7. Il résulte de ce qui précède, sans qu'il soit besoin d'examiner les autres moyens de la requête, que M. et Mme E sont fondés à demander l'annulation de la décision portant refus de séjour, ainsi que, par voie de conséquence, de celles portant obligation de quitter le territoire et fixation du pays de renvoi.

Sur les conclusions à fin d'injonction :

8. Le présent jugement implique nécessairement qu'il soit enjoint au préfet de la Seine-Saint-Denis de délivrer à M. et Mme E un certificat de résidence.
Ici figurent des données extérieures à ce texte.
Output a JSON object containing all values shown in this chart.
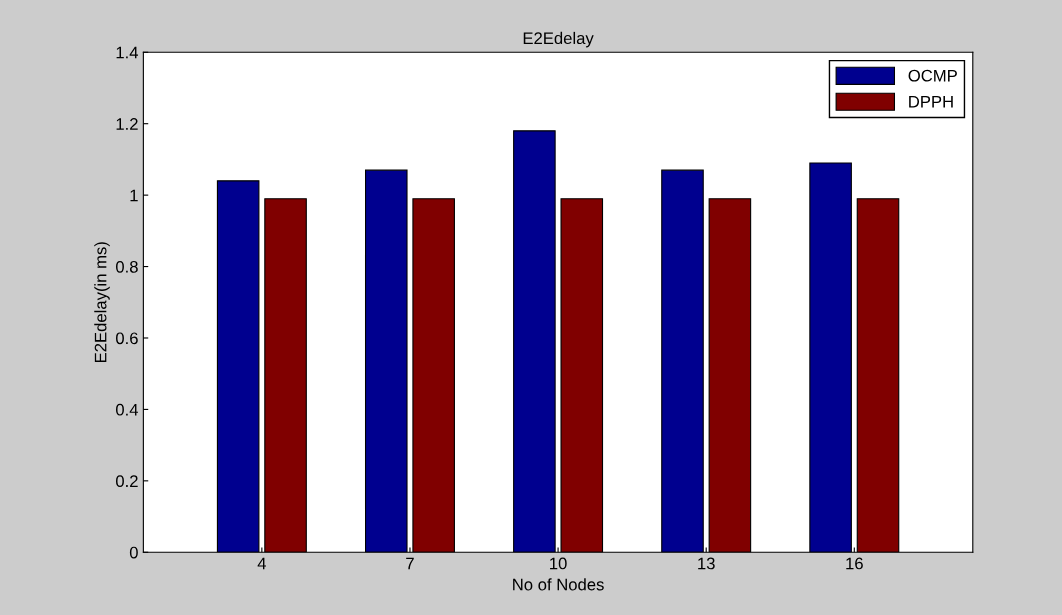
{
  "chart_data": {
    "type": "bar",
    "title": "E2Edelay",
    "xlabel": "No of Nodes",
    "ylabel": "E2Edelay(in ms)",
    "categories": [
      "4",
      "7",
      "10",
      "13",
      "16"
    ],
    "series": [
      {
        "name": "OCMP",
        "color": "#00008f",
        "values": [
          1.04,
          1.07,
          1.18,
          1.07,
          1.09
        ]
      },
      {
        "name": "DPPH",
        "color": "#800000",
        "values": [
          0.99,
          0.99,
          0.99,
          0.99,
          0.99
        ]
      }
    ],
    "ylim": [
      0,
      1.4
    ],
    "yticks": [
      0,
      0.2,
      0.4,
      0.6,
      0.8,
      1,
      1.2,
      1.4
    ],
    "grid": false,
    "legend": "top right"
  }
}
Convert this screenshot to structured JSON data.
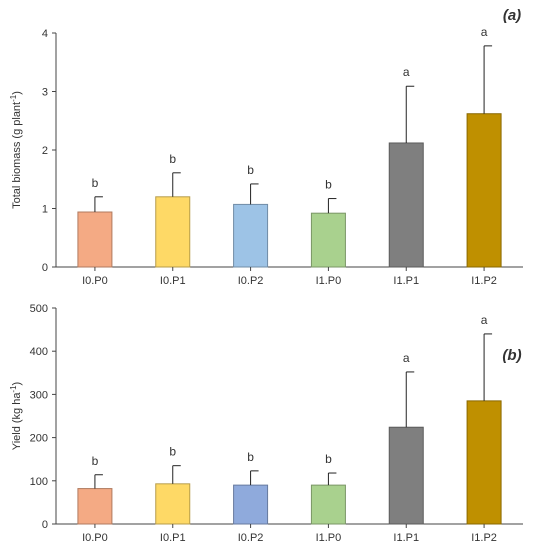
{
  "chart_data": [
    {
      "type": "bar",
      "panel_label": "(a)",
      "ylabel": "Total biomass (g plant",
      "ylabel_sup": "-1",
      "ylabel_end": ")",
      "categories": [
        "I0.P0",
        "I0.P1",
        "I0.P2",
        "I1.P0",
        "I1.P1",
        "I1.P2"
      ],
      "values": [
        0.94,
        1.2,
        1.07,
        0.92,
        2.12,
        2.62
      ],
      "errors": [
        0.26,
        0.41,
        0.35,
        0.25,
        0.97,
        1.16
      ],
      "letters": [
        "b",
        "b",
        "b",
        "b",
        "a",
        "a"
      ],
      "colors": [
        "#F4AA84",
        "#FED966",
        "#9DC3E6",
        "#A9D18E",
        "#7F7F7F",
        "#BF9000"
      ],
      "ylim": [
        0,
        4
      ],
      "yticks": [
        0,
        1,
        2,
        3,
        4
      ],
      "grid": false
    },
    {
      "type": "bar",
      "panel_label": "(b)",
      "ylabel": "Yield (kg ha",
      "ylabel_sup": "-1",
      "ylabel_end": ")",
      "categories": [
        "I0.P0",
        "I0.P1",
        "I0.P2",
        "I1.P0",
        "I1.P1",
        "I1.P2"
      ],
      "values": [
        82,
        93,
        90,
        90,
        224,
        285
      ],
      "errors": [
        32,
        42,
        33,
        28,
        128,
        155
      ],
      "letters": [
        "b",
        "b",
        "b",
        "b",
        "a",
        "a"
      ],
      "colors": [
        "#F4AA84",
        "#FED966",
        "#8FAADC",
        "#A9D18E",
        "#7F7F7F",
        "#BF9000"
      ],
      "ylim": [
        0,
        500
      ],
      "yticks": [
        0,
        100,
        200,
        300,
        400,
        500
      ],
      "grid": false
    }
  ]
}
Il y a lieu d'enjoindre au préfet de leur délivrer ce titre de séjour dans un délai d'un mois à compter de la notification du présent jugement, sans qu'il soit nécessaire d'assortir cette injonction d'une astreinte.

Sur les frais liés à l'instance :

9. Il y a lieu, dans les circonstances de l'espèce, de mettre à la charge de l'Etat une somme totale de 1 000 euros à verser à M. et Mme E en application de l'article L.761-1 du code de justice administrative.

D E C I D E :

Article 1er : Les arrêtés du 6 avril 2022 du préfet de la Seine-Saint-Denis sont annulés.

Article 2 : Il est enjoint au préfet de la Seine-Saint-Denis de délivrer à M. et Mme E un certificat de résidence dans un délai d'un mois à compter de la notification du présent jugement.

Article 3 : L'Etat versera une somme totale de 1 000 euros à M. et Mme E en application de l'article L.761-1 du code de justice administrative.

Article 4 : Le surplus des conclusions de la requête est rejeté.

Article 5 : Le présent jugement sera notifié à M. C E, à Mme B D épouse E et au préfet de la Seine-Saint-Denis.

Délibéré après l'audience du 4 juillet 2023 à laquelle siégeaient :

M. Tukov, président,

Mme Van Maele, première conseillère,

M. Doyelle, premier conseiller.

Rendu public par mise à disposition au greffe le 20 septembre 2023.

Le président-rapporteur,

Signé

C. Tukov

L'assesseure la plus ancienne,

Signé

S. Van Maele

La greffière,

Signé

N. Kassime

La République mande et ordonne au préfet de la Seine-Saint-Denis en ce qui le concerne ou à tous commissaires de justice à ce requis en ce qui concerne les voies de droit commun contre les parties privées, de pourvoir à l'exécution de la présente décision.